In both countries, the link between weight loss and breakfast is constantly debated. Every year, conflicting studies are released touting breakfast as a must for fighting obesity, or skipping breakfast as the key to keep weight down.
Andrew Brown, a scientist at the The University of Alabama at Birmingham Nutrition and Obesity Research Center, investigated more than 100 different studies in this area and found there was no clear link.
Breakfast in the UK- Cereal, tea and bread are the three most common breakfast items, though cereal and bread have been in long-term decline
- Eggs are now being eaten 13.7% more often at breakfast than they were a year ago - they feature in about one in 13 breakfasts - partly because of reports that they help people feel full for longer
- There has also been a 7.1% increase in bacon consumption at breakfast in the last six months
- One in three people regularly skip breakfast
- Consumption of on-the-go breakfast products - taken from home to be eaten elsewhere - was down 9% over the six months from December to May, compared with a year earlier
Source: The Grocer
"There's a halo around breakfast, that if you want to lose weight, you have to eat breakfast," Brown says. "[But] there wasn't a lot of good strong evidence to support it."

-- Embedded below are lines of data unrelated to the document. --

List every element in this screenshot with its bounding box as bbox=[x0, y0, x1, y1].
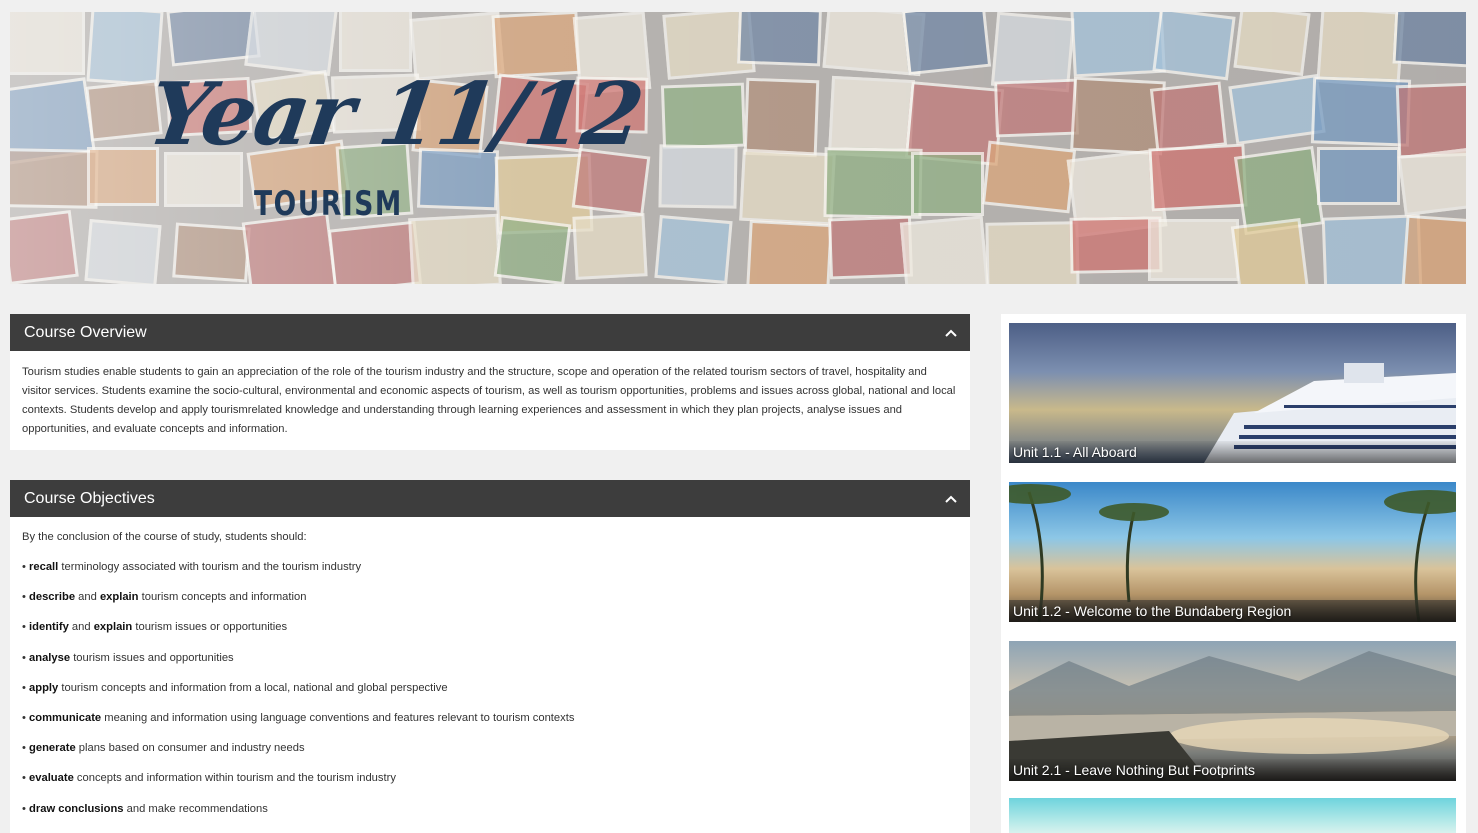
unit-card-1-2[interactable]: Unit 1.2 - Welcome to the Bundaberg Regi… bbox=[1009, 482, 1456, 622]
objective-item: • recall terminology associated with tou… bbox=[22, 561, 362, 573]
objective-item: • generate plans based on consumer and i… bbox=[22, 742, 305, 755]
objective-item: • apply tourism concepts and information… bbox=[22, 681, 448, 694]
course-overview-panel: Course Overview Tourism studies enable s… bbox=[10, 314, 970, 450]
banner-title: Year 11/12 bbox=[142, 64, 648, 165]
objective-item: • draw conclusions and make recommendati… bbox=[22, 802, 268, 815]
objectives-list: By the conclusion of the course of study… bbox=[10, 517, 970, 829]
objectives-intro: By the conclusion of the course of study… bbox=[22, 531, 307, 543]
objective-item: • analyse tourism issues and opportuniti… bbox=[22, 651, 234, 664]
unit-card-2-1[interactable]: Unit 2.1 - Leave Nothing But Footprints bbox=[1009, 641, 1456, 781]
unit-label: Unit 1.2 - Welcome to the Bundaberg Regi… bbox=[1009, 600, 1456, 622]
course-objectives-title: Course Objectives bbox=[24, 489, 155, 507]
course-overview-title: Course Overview bbox=[24, 323, 147, 341]
chevron-up-icon[interactable] bbox=[944, 326, 958, 340]
banner-subtitle: TOURISM bbox=[254, 184, 403, 224]
objective-item: • communicate meaning and information us… bbox=[22, 711, 575, 724]
course-banner: Year 11/12 TOURISM bbox=[10, 12, 1466, 284]
unit-card-1-1[interactable]: Unit 1.1 - All Aboard bbox=[1009, 323, 1456, 463]
objective-item: • identify and explain tourism issues or… bbox=[22, 621, 288, 634]
unit-label: Unit 1.1 - All Aboard bbox=[1009, 441, 1456, 463]
course-objectives-header[interactable]: Course Objectives bbox=[10, 480, 970, 517]
chevron-up-icon[interactable] bbox=[944, 492, 958, 506]
objective-item: • evaluate concepts and information with… bbox=[22, 772, 396, 785]
course-overview-text: Tourism studies enable students to gain … bbox=[22, 366, 956, 435]
unit-label: Unit 2.1 - Leave Nothing But Footprints bbox=[1009, 759, 1456, 781]
objective-item: • describe and explain tourism concepts … bbox=[22, 591, 307, 604]
unit-card-partial[interactable] bbox=[1009, 798, 1456, 833]
course-overview-header[interactable]: Course Overview bbox=[10, 314, 970, 351]
course-objectives-panel: Course Objectives By the conclusion of t… bbox=[10, 480, 970, 833]
units-column: Unit 1.1 - All Aboard Unit 1.2 - Welcome… bbox=[1001, 314, 1466, 833]
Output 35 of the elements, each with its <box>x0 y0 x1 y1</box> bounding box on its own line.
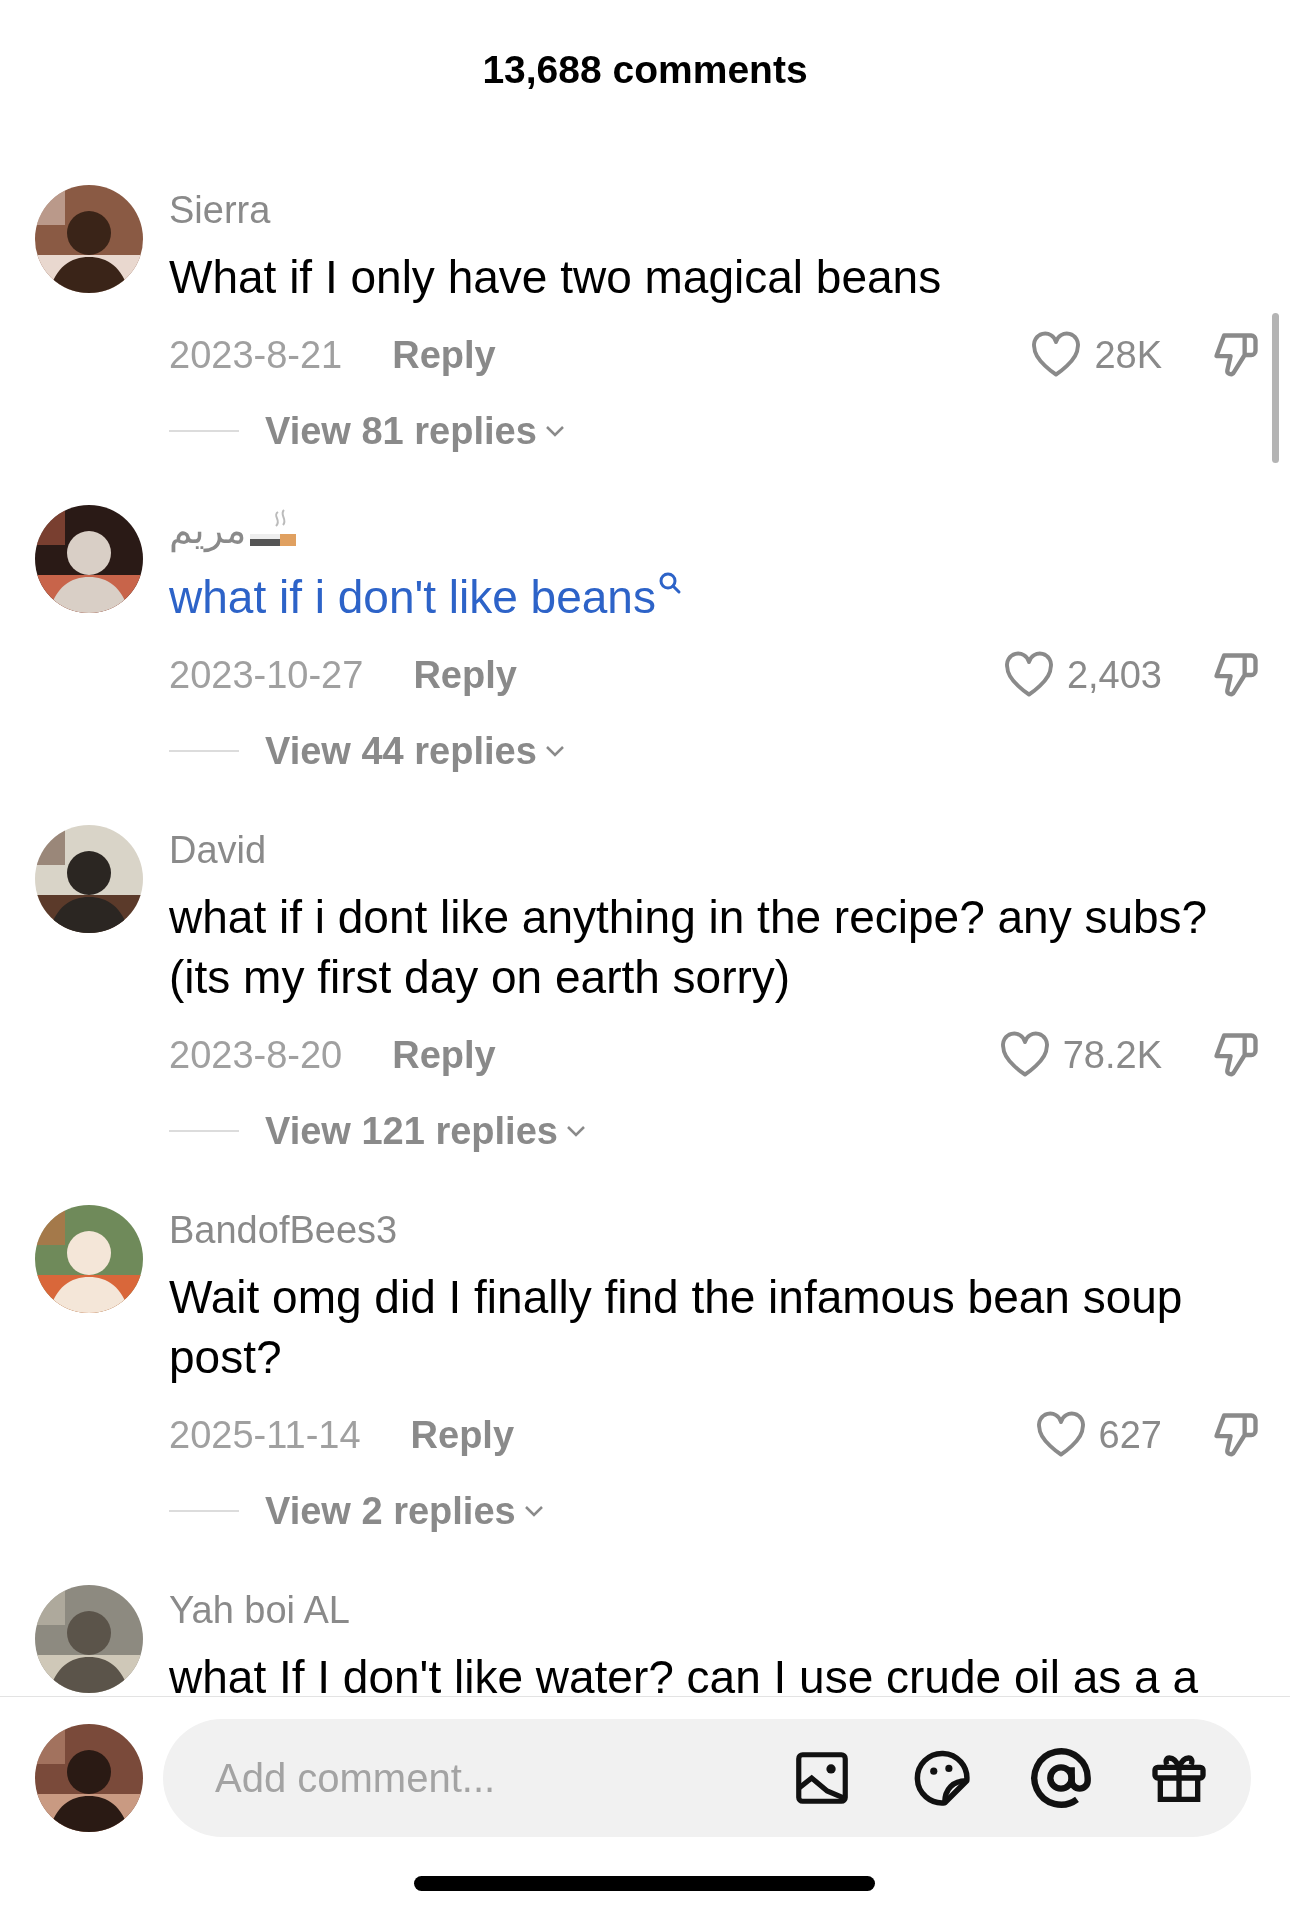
comment-date: 2025-11-14 <box>169 1412 361 1458</box>
reply-button[interactable]: Reply <box>413 646 517 704</box>
comment-input-field[interactable]: Add comment... <box>163 1719 1251 1837</box>
heart-icon[interactable] <box>998 1031 1051 1079</box>
view-replies-button[interactable]: View 2 replies <box>265 1482 546 1540</box>
comment-text[interactable]: what if i don't like beans <box>169 567 656 627</box>
comment-input-field[interactable]: Add comment... <box>215 1748 751 1808</box>
like-count: 2,403 <box>1066 652 1162 698</box>
username[interactable]: مريم <box>169 501 246 559</box>
reply-button[interactable]: Reply <box>392 326 496 384</box>
view-replies-button[interactable]: View 121 replies <box>265 1102 588 1160</box>
reply-button[interactable]: Reply <box>410 1406 515 1464</box>
comments-count-title: 13,688 comments <box>482 46 808 93</box>
view-replies-button[interactable]: View 44 replies <box>265 722 567 780</box>
heart-icon[interactable] <box>1002 651 1055 699</box>
comment-text: Wait omg did I finally find the infamous bean soup post? <box>169 1270 1184 1385</box>
username[interactable]: David <box>169 821 267 879</box>
heart-icon[interactable] <box>1030 331 1083 379</box>
username[interactable]: Yah boi AL <box>169 1581 350 1639</box>
mention-icon[interactable] <box>1029 1746 1093 1810</box>
like-count: 627 <box>1098 1412 1162 1458</box>
comment-date: 2023-8-20 <box>169 1032 343 1078</box>
view-replies-button[interactable]: View 81 replies <box>265 402 567 460</box>
like-count: 78.2K <box>1062 1032 1162 1078</box>
username[interactable]: Sierra <box>169 181 271 239</box>
heart-icon[interactable] <box>1034 1411 1087 1459</box>
username[interactable]: BandofBees3 <box>169 1201 398 1259</box>
like-count: 28K <box>1094 332 1162 378</box>
comment-text: what If I don't like water? can I use crude oil as a a <box>169 1650 1198 1696</box>
comment-text: What if I only have two magical beans <box>169 250 942 305</box>
comment-text: what if i dont like anything in the recipe? any subs? (its my first day on earth sorry) <box>169 890 1209 1005</box>
comment-date: 2023-10-27 <box>169 652 364 698</box>
reply-button[interactable]: Reply <box>392 1026 496 1084</box>
comment-date: 2023-8-21 <box>169 332 343 378</box>
search-icon[interactable] <box>657 571 682 595</box>
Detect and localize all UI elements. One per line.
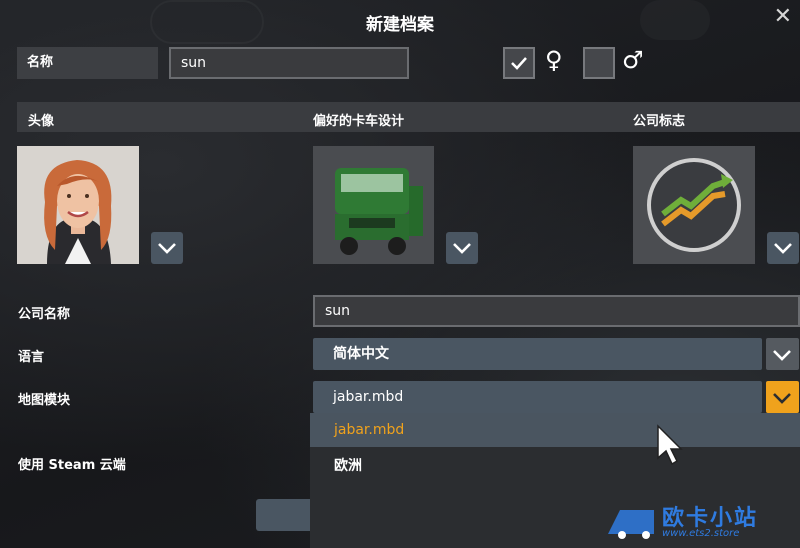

What he and his colleagues did find was that American attitudes about breakfast have changed significantly over the last century.
In historical literature from the early 1900s, "you've got these gigantic breakfasts with steak and eggs and oatmeal - so many calories - and it talks about that you must have this energy or you'll waste away, that you need to be able to be fuelled for your day," he says.
"And now we look at the narrative and we're telling people you have to eat in the morning so you don't weigh as much," he says. The theory just wasn't borne out in his study's data.
One thing experts do appear to agree on is the difficulty in determining just what, exactly, Americans do eat for breakfast on any given day. The reason? Most people, when surveyed, tend to lie about it to avoid negative judgement.
According to Balzer, what people say they eat says just as much about them as, say, their choice in fashion. They say "what they want you to hear," he says. "They want you to hear they're eating quinoa."